In 1587, Sir Francis Drake sailed to the Spanish coast and destroyed much materiel that the Philip II had accumulated in preparation for the Armada. In consequence, Spanish plans for the invasion of England were put off until the following year. In early 1588, Drake moved his flag from Elizabeth Bonaventura to the Revenge, which was considered to be the best by far of the new ships.

On July 29, 1588 the Battle of Gravelines (named after a Flemish town near Calais), was concluded as one of the fiercest and most decisive battles engaged in during these years. At the outset of the conflict, Revenge proved worthy of her reputation. Following Revenge at the head of the line, the English fleet engages their broadsides into the Spanish Armada. Many Spanish vessels were severely damaged, although only a few sank or ran aground. However, it was only when fireships were sent in that the Spanish broke their formation and sailed into the North Sea. The English fleet monitored them until they drew level with Edinburgh, and then returned to port.

In 1589, Revenge again put to sea as Drake's flagship, in what was to be a failed attempt to invade Spanish controlled Portugal. With the ship in an unseaworthy condition, and without any prizes to his credit Drake fell out of favour with Queen Elizabeth and was kept ashore until 1594.

In 1590 Revenge was commanded by Sir Martin Frobisher in an expedition along the coast of Spain to intercept the Spanish treasure fleet.

Revenge came to her end in a glorious but bizarre episode that has became something of a legend. In order to impede a Spanish naval recovery after the Armada, Sir John Hawkins proposed a blockade of the supply of treasure being acquired from the Spanish Empire in America by a constant naval patrol designed to intercept Spanish ships. Revenge was on such a patrol in the summer of 1591.
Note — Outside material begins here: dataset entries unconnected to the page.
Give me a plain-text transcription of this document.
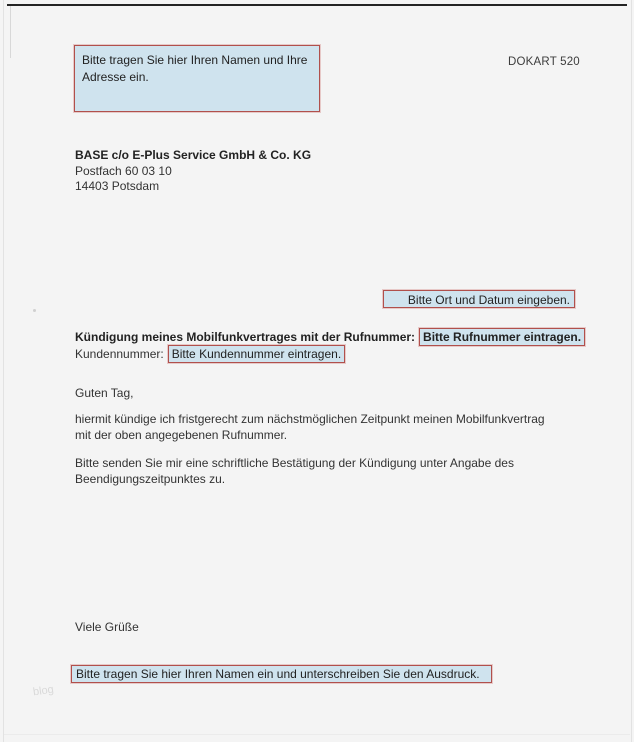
Bitte tragen Sie hier Ihren Namen und Ihre Adresse ein.
DOKART 520
BASE c/o E-Plus Service GmbH & Co. KG
Postfach 60 03 10
14403 Potsdam
Bitte Ort und Datum eingeben.
Kündigung meines Mobilfunkvertrages mit der Rufnummer: Bitte Rufnummer eintragen.
Kundennummer: Bitte Kundennummer eintragen.
Guten Tag,
hiermit kündige ich fristgerecht zum nächstmöglichen Zeitpunkt meinen Mobilfunkvertrag
mit der oben angegebenen Rufnummer.
Bitte senden Sie mir eine schriftliche Bestätigung der Kündigung unter Angabe des
Beendigungszeitpunktes zu.
Viele Grüße
Bitte tragen Sie hier Ihren Namen ein und unterschreiben Sie den Ausdruck.
blog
Thus in 1591 under the command of Sir Richard Grenville, she took part in a 15-hour battle against overwhelming odds. The Spanish had dispatched a fleet of some forty or fifty ships intent upon the capture of the English at Flores in the northern Azores. On 7 September 1591, the Spanish fleet came upon the English while repairs to the ships caused the crews, many of whom were suffering an epidemic of fever, to be ashore. Most of the ships managed to slip away to sea, but the Revenge became trapped in the harbour.

Overwhelming force was immediately brought to bear upon the ship, which put up a gallant resistance. The San Philip, a vessel three times her size, tried to come along side for the spaniards to board her, but was beaten off. The battle continued all night into the following day, but steadily became more desperate.

"Out-gunned, out-fought, and out-numbered fifty-three to one", when the end looked certain Grenville ordered Revenge to be sunk. His officers could not agree with this order and a surrender was agreed by which the lives of the officers and crew would be spared. After an assurance of proper conduct, and having held off dozens of Spanish ships, Revenge at last surrendered, becoming the only English ship to be captured by the Spaniards in that Elizabethan conflict. The injured Captain Grenville died of wounds two days later aboard the Spanish flagship.

The captured Revenge never reached Spain, becoming a wreck, she sunk along with about 200 Spaniards who had taken over the ship, along with most of the Spanish fleet in a dreadful storm of the Azores. The Revenge was cast upon a cliff next to the island off Terceira, where she broke up completely.

The action inspired a popular poem entitled The Revenge: A Ballad of the Fleet by Lord Tennyson, which dramatically narrates the course of the engagement.